La Tomba-Monumento di Anita Garibaldi

gennaio 15, 2020


Raramente un monumento equestre è al tempo stesso tomba dell’eroe che vuole rappresentare. In effetti, il monumento che lungo la salita del Gianicolo precede di un centinaio di metri quello di Giuseppe Garibaldi, contiene nel suo basamento le spoglie di Anita Garibaldi, la giovane ventottenne di origini brasiliane che diede al generale tre dei suoi figli. Si chiamava Ana Maria ed era nata in una piccola frazione di Laguna, nel sud del Brasile, il 30 agosto del 1821. Figlia di un mandriano, imparò subito a cavalcare e dubitiamo fortemente che lo facesse nel modo aggraziato che volle per lei lo scultore Mario Rutelli (bisnonno del politico Francesco).
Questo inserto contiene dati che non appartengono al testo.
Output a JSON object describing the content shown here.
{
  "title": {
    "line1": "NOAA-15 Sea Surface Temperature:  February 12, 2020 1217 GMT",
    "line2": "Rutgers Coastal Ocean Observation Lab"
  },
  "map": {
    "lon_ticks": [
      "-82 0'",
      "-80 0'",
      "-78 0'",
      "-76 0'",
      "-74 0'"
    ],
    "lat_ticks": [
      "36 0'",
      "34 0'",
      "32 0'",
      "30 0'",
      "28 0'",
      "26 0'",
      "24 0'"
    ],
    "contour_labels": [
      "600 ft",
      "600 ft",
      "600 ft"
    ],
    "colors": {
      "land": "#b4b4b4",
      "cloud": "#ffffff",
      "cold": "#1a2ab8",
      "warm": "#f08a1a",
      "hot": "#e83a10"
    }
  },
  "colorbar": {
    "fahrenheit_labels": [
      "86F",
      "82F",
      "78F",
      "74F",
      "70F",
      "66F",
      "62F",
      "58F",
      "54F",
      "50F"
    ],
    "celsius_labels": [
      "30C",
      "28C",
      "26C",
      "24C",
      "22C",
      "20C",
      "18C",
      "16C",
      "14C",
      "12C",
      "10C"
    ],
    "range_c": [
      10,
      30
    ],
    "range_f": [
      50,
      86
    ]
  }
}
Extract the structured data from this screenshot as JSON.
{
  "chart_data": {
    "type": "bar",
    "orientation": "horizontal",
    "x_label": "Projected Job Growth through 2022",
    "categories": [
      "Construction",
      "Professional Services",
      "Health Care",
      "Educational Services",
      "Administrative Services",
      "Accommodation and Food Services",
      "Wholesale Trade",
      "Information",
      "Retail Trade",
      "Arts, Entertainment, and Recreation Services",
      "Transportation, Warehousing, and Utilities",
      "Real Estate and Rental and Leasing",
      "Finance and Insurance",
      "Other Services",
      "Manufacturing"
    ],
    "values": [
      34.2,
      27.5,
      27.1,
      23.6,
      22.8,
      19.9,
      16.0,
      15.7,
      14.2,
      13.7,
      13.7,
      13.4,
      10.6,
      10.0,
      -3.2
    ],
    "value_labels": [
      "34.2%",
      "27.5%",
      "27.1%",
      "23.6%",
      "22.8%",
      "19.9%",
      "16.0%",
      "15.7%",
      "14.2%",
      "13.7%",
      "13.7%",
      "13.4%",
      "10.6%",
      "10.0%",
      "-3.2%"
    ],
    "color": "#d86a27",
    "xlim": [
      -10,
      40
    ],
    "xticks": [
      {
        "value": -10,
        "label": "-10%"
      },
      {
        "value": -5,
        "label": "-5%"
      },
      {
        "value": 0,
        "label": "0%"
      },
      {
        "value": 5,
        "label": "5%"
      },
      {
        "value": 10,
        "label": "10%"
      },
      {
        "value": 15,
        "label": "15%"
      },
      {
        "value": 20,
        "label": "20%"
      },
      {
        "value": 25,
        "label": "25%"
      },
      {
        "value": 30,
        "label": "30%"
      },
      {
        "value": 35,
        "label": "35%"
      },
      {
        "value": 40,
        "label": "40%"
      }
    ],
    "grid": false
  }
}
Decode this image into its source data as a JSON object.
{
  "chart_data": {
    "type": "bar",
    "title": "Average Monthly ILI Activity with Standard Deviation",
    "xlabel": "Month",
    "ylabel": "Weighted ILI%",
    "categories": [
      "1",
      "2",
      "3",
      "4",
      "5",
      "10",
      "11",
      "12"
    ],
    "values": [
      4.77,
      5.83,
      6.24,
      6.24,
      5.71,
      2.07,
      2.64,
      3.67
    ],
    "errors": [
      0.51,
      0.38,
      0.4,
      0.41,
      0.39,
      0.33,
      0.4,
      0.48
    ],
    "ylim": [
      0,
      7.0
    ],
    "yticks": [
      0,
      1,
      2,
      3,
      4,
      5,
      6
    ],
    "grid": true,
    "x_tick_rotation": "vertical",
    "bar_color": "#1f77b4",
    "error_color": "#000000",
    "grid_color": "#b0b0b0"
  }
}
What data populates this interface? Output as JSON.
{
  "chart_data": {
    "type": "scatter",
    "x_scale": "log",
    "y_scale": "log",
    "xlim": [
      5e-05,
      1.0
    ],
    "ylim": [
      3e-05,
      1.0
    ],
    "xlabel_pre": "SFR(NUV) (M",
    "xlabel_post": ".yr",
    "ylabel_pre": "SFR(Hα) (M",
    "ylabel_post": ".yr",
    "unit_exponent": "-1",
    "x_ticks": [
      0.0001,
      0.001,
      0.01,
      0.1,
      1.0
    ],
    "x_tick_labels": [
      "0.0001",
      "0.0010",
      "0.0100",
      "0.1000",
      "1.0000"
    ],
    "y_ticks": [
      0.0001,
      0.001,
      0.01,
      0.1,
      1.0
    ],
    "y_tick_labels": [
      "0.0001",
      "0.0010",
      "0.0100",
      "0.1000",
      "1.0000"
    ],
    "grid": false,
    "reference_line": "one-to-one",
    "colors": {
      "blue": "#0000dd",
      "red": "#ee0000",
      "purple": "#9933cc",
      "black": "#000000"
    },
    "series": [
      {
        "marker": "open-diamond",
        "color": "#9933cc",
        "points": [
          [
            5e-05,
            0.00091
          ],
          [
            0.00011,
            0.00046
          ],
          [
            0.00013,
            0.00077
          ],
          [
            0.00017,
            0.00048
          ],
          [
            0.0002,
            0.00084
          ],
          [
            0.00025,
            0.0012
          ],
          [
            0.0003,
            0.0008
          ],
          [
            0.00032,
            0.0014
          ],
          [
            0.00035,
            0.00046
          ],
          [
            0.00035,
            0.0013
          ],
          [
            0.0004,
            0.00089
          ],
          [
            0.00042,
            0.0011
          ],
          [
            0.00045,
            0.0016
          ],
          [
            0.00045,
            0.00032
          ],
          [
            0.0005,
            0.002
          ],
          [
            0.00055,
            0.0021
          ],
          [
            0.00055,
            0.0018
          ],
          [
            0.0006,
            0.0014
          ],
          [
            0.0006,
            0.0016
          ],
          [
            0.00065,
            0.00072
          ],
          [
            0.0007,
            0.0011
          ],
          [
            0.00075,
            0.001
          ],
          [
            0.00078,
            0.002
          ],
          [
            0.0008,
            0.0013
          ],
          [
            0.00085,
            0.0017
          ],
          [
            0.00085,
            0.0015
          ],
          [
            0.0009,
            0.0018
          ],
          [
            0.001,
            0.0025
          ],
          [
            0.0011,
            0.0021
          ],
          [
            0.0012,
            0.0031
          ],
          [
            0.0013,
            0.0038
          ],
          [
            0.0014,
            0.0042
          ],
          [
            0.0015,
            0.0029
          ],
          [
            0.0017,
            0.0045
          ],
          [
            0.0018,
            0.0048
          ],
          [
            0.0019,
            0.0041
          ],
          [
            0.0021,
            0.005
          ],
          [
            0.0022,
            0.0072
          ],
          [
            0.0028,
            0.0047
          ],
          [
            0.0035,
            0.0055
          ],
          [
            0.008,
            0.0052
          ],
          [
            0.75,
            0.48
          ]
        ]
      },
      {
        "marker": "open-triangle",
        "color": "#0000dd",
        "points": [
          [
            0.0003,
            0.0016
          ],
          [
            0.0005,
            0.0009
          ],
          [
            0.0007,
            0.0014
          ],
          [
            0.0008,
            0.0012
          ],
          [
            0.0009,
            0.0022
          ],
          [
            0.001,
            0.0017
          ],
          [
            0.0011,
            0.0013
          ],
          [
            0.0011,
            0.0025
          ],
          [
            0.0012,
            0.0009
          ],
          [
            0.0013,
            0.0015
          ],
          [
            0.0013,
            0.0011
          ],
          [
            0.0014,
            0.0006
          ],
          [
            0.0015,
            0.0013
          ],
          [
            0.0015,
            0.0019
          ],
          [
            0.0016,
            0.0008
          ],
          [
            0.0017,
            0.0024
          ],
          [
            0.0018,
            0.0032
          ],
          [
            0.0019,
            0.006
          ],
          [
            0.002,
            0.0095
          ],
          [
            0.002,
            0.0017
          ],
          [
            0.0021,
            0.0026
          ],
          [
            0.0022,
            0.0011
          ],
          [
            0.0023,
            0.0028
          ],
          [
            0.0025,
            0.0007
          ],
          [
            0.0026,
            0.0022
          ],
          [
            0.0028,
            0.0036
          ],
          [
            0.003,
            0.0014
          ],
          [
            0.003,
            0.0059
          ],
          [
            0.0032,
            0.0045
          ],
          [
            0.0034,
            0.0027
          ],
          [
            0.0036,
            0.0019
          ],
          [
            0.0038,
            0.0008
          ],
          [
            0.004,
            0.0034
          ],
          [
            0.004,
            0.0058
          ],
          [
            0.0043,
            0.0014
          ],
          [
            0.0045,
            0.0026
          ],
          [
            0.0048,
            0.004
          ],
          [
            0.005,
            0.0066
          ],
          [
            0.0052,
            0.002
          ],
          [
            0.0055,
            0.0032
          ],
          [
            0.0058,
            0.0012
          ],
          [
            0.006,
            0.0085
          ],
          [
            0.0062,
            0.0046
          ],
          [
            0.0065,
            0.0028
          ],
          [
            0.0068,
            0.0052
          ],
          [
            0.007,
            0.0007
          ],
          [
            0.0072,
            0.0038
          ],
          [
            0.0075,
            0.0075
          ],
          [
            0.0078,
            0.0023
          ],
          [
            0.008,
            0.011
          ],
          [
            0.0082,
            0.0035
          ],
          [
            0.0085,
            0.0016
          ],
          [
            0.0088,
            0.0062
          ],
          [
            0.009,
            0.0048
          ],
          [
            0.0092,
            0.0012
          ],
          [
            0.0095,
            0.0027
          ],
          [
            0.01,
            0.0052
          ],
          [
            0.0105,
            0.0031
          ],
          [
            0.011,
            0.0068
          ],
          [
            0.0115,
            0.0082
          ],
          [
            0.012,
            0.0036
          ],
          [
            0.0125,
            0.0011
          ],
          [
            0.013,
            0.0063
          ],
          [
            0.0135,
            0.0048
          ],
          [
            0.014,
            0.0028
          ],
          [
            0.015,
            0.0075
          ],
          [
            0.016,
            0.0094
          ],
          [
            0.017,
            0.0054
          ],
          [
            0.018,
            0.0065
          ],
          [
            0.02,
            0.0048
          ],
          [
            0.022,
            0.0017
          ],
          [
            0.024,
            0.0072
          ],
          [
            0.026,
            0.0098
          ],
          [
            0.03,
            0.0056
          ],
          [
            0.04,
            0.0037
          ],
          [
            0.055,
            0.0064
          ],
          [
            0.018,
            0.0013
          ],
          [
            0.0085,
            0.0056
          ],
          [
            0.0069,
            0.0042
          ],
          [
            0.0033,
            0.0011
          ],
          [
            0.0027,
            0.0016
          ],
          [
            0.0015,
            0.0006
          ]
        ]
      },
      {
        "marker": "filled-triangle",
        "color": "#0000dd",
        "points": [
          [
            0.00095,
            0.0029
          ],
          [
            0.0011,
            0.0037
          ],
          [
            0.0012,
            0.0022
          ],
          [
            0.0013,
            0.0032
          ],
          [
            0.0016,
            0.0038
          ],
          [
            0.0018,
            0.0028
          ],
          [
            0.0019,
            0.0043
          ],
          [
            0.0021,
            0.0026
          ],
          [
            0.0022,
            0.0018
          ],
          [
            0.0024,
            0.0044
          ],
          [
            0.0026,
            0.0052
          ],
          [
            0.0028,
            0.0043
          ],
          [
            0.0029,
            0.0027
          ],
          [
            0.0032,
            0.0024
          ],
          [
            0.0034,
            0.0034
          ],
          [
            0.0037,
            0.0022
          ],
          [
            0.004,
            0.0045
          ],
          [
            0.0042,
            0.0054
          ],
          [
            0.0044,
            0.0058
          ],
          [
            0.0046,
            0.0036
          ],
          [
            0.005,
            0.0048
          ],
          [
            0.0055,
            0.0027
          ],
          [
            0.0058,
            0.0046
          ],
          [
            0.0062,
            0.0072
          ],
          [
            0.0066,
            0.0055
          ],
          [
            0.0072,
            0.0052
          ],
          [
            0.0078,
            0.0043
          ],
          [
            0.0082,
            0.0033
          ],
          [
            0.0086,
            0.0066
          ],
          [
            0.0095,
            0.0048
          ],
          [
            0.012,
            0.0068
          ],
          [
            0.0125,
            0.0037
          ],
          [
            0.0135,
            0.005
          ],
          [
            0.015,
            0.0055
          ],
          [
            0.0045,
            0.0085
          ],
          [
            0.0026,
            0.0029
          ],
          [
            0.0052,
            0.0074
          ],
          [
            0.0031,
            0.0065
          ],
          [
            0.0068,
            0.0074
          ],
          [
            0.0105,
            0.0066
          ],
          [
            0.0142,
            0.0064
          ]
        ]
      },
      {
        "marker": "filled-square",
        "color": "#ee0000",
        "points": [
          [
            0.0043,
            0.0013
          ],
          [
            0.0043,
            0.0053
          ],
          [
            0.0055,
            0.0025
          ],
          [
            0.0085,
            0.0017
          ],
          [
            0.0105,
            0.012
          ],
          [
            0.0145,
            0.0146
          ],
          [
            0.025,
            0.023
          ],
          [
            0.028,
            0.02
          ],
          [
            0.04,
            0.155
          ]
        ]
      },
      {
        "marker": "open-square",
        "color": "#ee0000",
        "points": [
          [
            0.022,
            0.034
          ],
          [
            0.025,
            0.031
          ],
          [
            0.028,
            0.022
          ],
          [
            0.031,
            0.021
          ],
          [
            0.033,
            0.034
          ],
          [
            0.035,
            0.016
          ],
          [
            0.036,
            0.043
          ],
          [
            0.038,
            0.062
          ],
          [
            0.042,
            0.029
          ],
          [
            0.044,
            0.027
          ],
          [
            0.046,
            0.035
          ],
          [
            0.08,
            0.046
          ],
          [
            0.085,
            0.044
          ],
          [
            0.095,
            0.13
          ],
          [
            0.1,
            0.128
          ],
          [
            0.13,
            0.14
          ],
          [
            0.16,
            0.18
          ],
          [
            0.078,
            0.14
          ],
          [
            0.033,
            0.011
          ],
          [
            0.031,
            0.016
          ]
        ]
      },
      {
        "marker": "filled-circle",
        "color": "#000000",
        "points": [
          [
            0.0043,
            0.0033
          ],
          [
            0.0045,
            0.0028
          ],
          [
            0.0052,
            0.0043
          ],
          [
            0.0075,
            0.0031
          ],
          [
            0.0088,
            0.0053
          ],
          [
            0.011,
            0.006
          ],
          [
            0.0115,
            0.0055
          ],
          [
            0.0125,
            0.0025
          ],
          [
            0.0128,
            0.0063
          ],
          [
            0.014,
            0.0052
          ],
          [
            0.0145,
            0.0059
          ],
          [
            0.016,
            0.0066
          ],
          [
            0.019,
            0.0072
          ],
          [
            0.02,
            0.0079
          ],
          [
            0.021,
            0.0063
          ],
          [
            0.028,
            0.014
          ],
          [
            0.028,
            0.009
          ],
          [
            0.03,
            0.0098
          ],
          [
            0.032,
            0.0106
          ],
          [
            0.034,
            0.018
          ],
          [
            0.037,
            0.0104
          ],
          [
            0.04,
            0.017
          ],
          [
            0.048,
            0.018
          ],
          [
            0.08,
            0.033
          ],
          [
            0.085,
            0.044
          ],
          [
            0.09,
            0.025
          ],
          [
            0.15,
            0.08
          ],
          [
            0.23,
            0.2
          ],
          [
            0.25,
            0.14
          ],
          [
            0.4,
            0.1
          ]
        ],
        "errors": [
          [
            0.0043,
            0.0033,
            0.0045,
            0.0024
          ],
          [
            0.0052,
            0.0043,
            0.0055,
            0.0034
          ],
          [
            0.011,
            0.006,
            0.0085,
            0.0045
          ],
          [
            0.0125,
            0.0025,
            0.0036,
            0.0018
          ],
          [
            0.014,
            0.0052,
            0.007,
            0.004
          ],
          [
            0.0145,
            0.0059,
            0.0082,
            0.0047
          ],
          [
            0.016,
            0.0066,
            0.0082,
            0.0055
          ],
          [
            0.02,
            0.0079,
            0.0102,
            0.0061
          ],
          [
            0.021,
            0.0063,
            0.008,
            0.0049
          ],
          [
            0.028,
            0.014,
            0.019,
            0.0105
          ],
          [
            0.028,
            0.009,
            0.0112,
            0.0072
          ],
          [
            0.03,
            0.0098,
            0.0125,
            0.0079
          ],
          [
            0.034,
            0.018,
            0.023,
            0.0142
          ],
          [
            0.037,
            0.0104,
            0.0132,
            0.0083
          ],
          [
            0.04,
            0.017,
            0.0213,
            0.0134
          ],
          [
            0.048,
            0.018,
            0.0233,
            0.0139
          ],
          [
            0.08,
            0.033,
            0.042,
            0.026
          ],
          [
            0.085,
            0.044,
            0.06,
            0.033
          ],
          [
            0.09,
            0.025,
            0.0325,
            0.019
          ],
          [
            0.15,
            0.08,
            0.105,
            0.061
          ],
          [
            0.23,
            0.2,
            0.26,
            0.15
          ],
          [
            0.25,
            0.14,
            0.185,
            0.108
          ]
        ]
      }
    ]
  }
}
Di carattere ribelle, mascolino, spregiudicato, montava sicuramente come un’amazzone, non certo con lunghe gonne e le gambe insieme da un solo lato, con una posa che ricorda Audrey Hepburn in Vacanze romane, scarrozzata sulla vespa dal giovane Gregory Peck. Ana Maria, che era per tutti “Aninha”, un diminutivo portoghese del suo nome, catturò la mente e il cuore di Garibaldi, fulminato dal coraggio battagliero di quella donna, sempre in prima fila quando c’era da combattere per la libertà, per le istanze sociali e contro il potere assoluto. A fianco di Garibaldi, Aninha divenne Anita e seguì l’eroe di Caprera in modo instancabile, fin quando gli stenti, le difficoltà e una nuova gravidanza incipiente, la fermarono per sempre a Mandriole di Ravenna, dove era arrivata la coppia, con un manipolo di fedelissimi del generale, fuggendo da Roma, dopo il fallimento della Repubblica Romana e con l’intento di aggregarsi alle forze veneziane, che resistevano agli austriaci. Sepolta in fretta nella sabbia, per evitare di lasciare tracce e consentire la fuga dei pochi ricercati, le sue spoglie verranno disseppellite sette giorni dopo e tumulate prima a Mandriole, poi a Nizza, quindi a Staglieno e infine il 2 dicembre 1932 nella base del monumento al Gianicolo. Povera, coraggiosa Anita, che probabilmente mai avrebbe cavalcato nel modo in cui si è voluta tramandare la sua immagine, immagine comunque bella e aggressiva, esattamente come era nelle corde di questa donna tanto emancipata e intraprendente.